Olha, meu amor, de braços dados a mim:
aquelas são as raparigas de Giverny, les demoiselles,
e onde vês aquilo tudo verde
penso ser o campo, a grama que poderíamos pisar se fôssemos
de tinta.
Mais além, perto da moldura,
um azul que mais parece o céu
do que um risco carregado de superstição.
Ou fidelidade?
E as raparigas, de costas, e nada nos sugere que sejam mesmo
raparigas,
pois isso não passava de uma impressão.
Nada mal para quem acreditava em seu mundo.

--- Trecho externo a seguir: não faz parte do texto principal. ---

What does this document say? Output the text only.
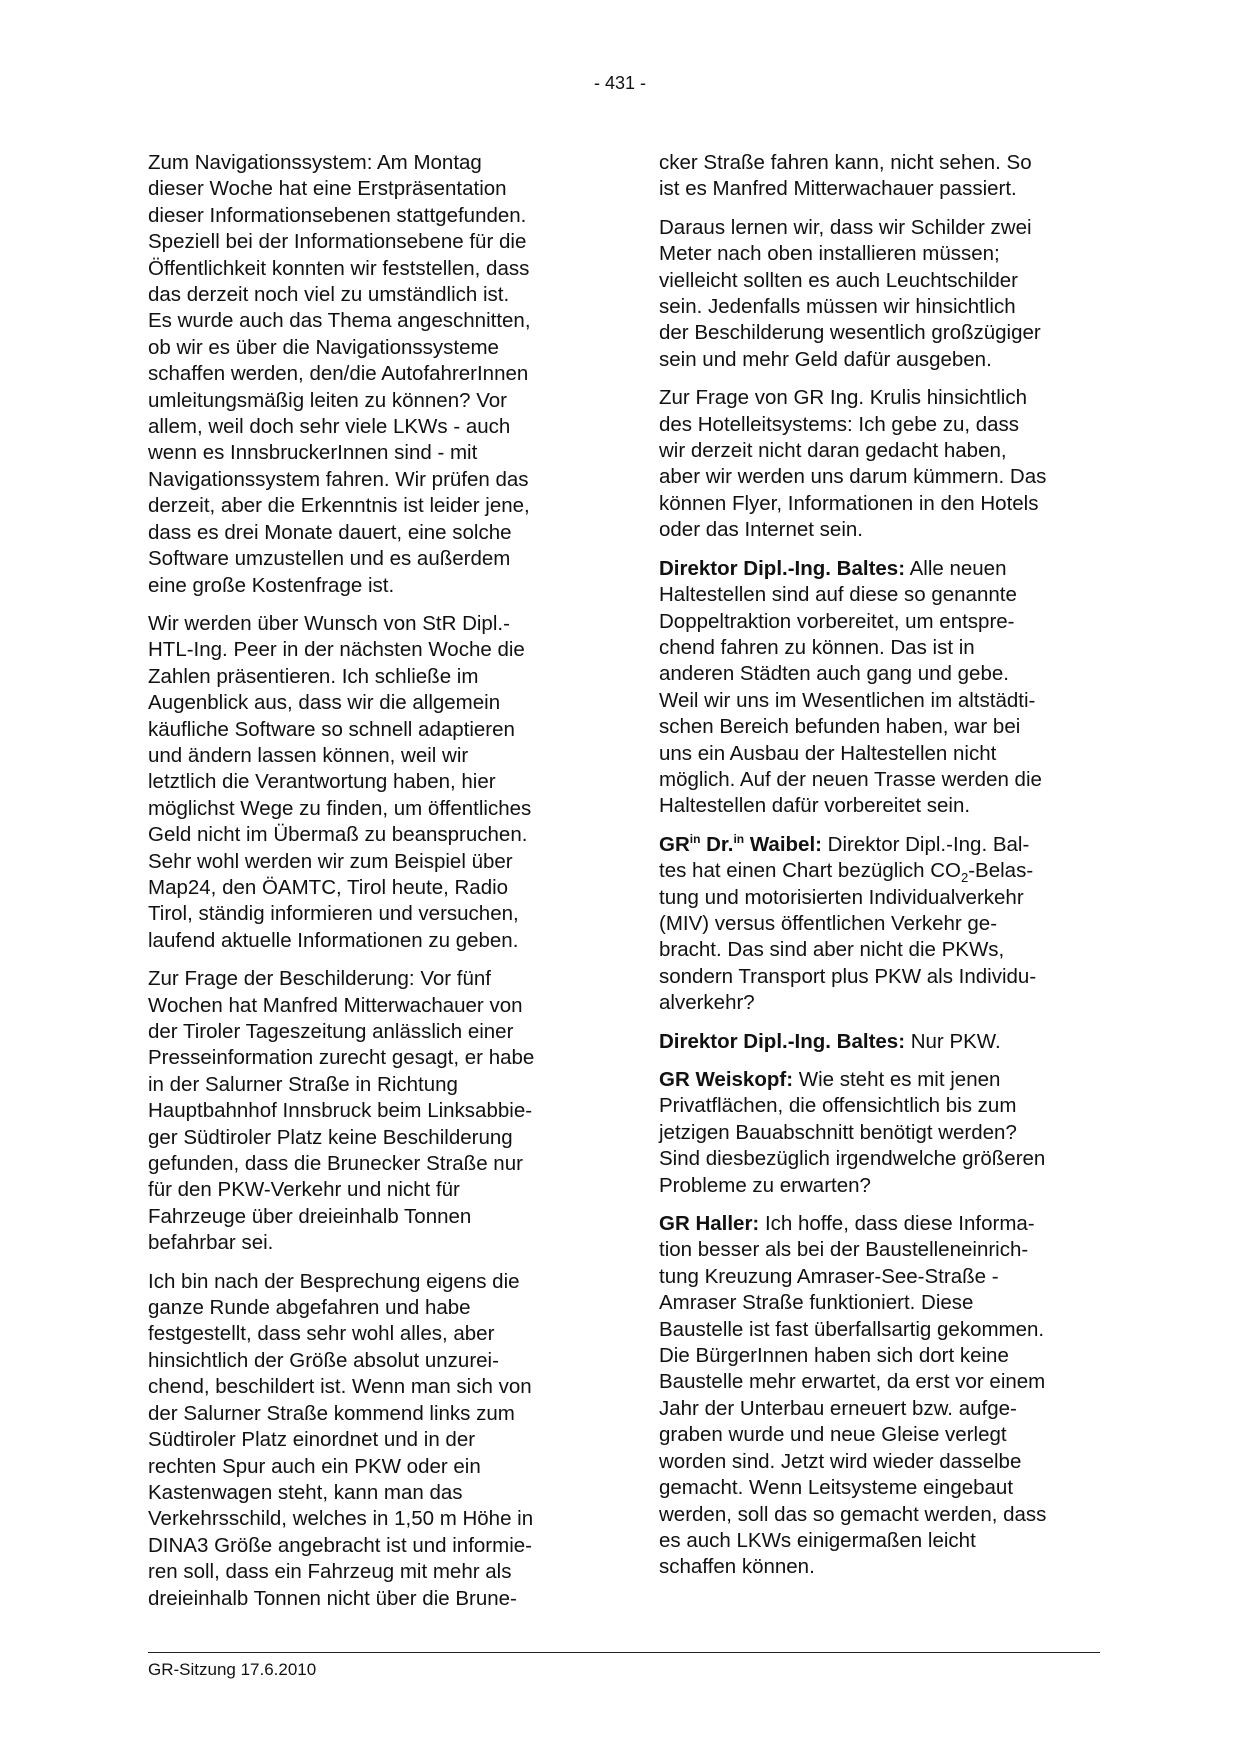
- 431 -

Zum Navigationssystem: Am Montag
dieser Woche hat eine Erstpräsentation
dieser Informationsebenen stattgefunden.
Speziell bei der Informationsebene für die
Öffentlichkeit konnten wir feststellen, dass
das derzeit noch viel zu umständlich ist.
Es wurde auch das Thema angeschnitten,
ob wir es über die Navigationssysteme
schaffen werden, den/die AutofahrerInnen
umleitungsmäßig leiten zu können? Vor
allem, weil doch sehr viele LKWs - auch
wenn es InnsbruckerInnen sind - mit
Navigationssystem fahren. Wir prüfen das
derzeit, aber die Erkenntnis ist leider jene,
dass es drei Monate dauert, eine solche
Software umzustellen und es außerdem
eine große Kostenfrage ist.

Wir werden über Wunsch von StR Dipl.-
HTL-Ing. Peer in der nächsten Woche die
Zahlen präsentieren. Ich schließe im
Augenblick aus, dass wir die allgemein
käufliche Software so schnell adaptieren
und ändern lassen können, weil wir
letztlich die Verantwortung haben, hier
möglichst Wege zu finden, um öffentliches
Geld nicht im Übermaß zu beanspruchen.
Sehr wohl werden wir zum Beispiel über
Map24, den ÖAMTC, Tirol heute, Radio
Tirol, ständig informieren und versuchen,
laufend aktuelle Informationen zu geben.

Zur Frage der Beschilderung: Vor fünf
Wochen hat Manfred Mitterwachauer von
der Tiroler Tageszeitung anlässlich einer
Presseinformation zurecht gesagt, er habe
in der Salurner Straße in Richtung
Hauptbahnhof Innsbruck beim Linksabbie-
ger Südtiroler Platz keine Beschilderung
gefunden, dass die Brunecker Straße nur
für den PKW-Verkehr und nicht für
Fahrzeuge über dreieinhalb Tonnen
befahrbar sei.

Ich bin nach der Besprechung eigens die
ganze Runde abgefahren und habe
festgestellt, dass sehr wohl alles, aber
hinsichtlich der Größe absolut unzurei-
chend, beschildert ist. Wenn man sich von
der Salurner Straße kommend links zum
Südtiroler Platz einordnet und in der
rechten Spur auch ein PKW oder ein
Kastenwagen steht, kann man das
Verkehrsschild, welches in 1,50 m Höhe in
DINA3 Größe angebracht ist und informie-
ren soll, dass ein Fahrzeug mit mehr als
dreieinhalb Tonnen nicht über die Brune-

cker Straße fahren kann, nicht sehen. So
ist es Manfred Mitterwachauer passiert.

Daraus lernen wir, dass wir Schilder zwei
Meter nach oben installieren müssen;
vielleicht sollten es auch Leuchtschilder
sein. Jedenfalls müssen wir hinsichtlich
der Beschilderung wesentlich großzügiger
sein und mehr Geld dafür ausgeben.

Zur Frage von GR Ing. Krulis hinsichtlich
des Hotelleitsystems: Ich gebe zu, dass
wir derzeit nicht daran gedacht haben,
aber wir werden uns darum kümmern. Das
können Flyer, Informationen in den Hotels
oder das Internet sein.

Direktor Dipl.-Ing. Baltes: Alle neuen
Haltestellen sind auf diese so genannte
Doppeltraktion vorbereitet, um entspre-
chend fahren zu können. Das ist in
anderen Städten auch gang und gebe.
Weil wir uns im Wesentlichen im altstädti-
schen Bereich befunden haben, war bei
uns ein Ausbau der Haltestellen nicht
möglich. Auf der neuen Trasse werden die
Haltestellen dafür vorbereitet sein.

$GR^{in}$ Dr.$^{in}$ Waibel: Direktor Dipl.-Ing. Bal-
tes hat einen Chart bezüglich $CO_2-Belas-$
tung und motorisierten Individualverkehr
(MIV) versus öffentlichen Verkehr ge-
bracht. Das sind aber nicht die PKWs,
sondern Transport plus PKW als Individu-
alverkehr?

Direktor Dipl.-Ing. Baltes: Nur PKW.

GR Weiskopf: Wie steht es mit jenen
Privatflächen, die offensichtlich bis zum
jetzigen Bauabschnitt benötigt werden?
Sind diesbezüglich irgendwelche größeren
Probleme zu erwarten?

GR Haller: Ich hoffe, dass diese Informa-
tion besser als bei der Baustelleneinrich-
tung Kreuzung Amraser-See-Straße -
Amraser Straße funktioniert. Diese
Baustelle ist fast überfallsartig gekommen.
Die BürgerInnen haben sich dort keine
Baustelle mehr erwartet, da erst vor einem
Jahr der Unterbau erneuert bzw. aufge-
graben wurde und neue Gleise verlegt
worden sind. Jetzt wird wieder dasselbe
gemacht. Wenn Leitsysteme eingebaut
werden, soll das so gemacht werden, dass
es auch LKWs einigermaßen leicht
schaffen können.

GR-Sitzung 17.6.2010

Mas nós, meu amor, tu e eu,
aqui nesse teatro em desabrigo,
tornamo-nos discretos e cientes da perspectiva dos assaltos,
nossos braços se perguntando intimamente em arrepio se,
de fato,
vemos grama, azul e raparigas.
Não sei se importa.
Sei apenas que de mãos dadas ficaremos,
mas bem cedo,
antes que, num susto,
sejamos apanhados olhando Giverny, de costas
para o mundo
e
para o medo.
 

 

LUIS MAFFEI, brasiliense, 31 anos, é doutorando e professor de Literatura Portuguesa na UFRJ. Compositor e músico, acaba de lançar, em parceria com Marcelo Gargaglione, o disco Na Mesma Situação de Blake. Tem artigos publicados sobre literatura e é freqüente colaborador da revista Fórum Democrático, escrevendo sobre música.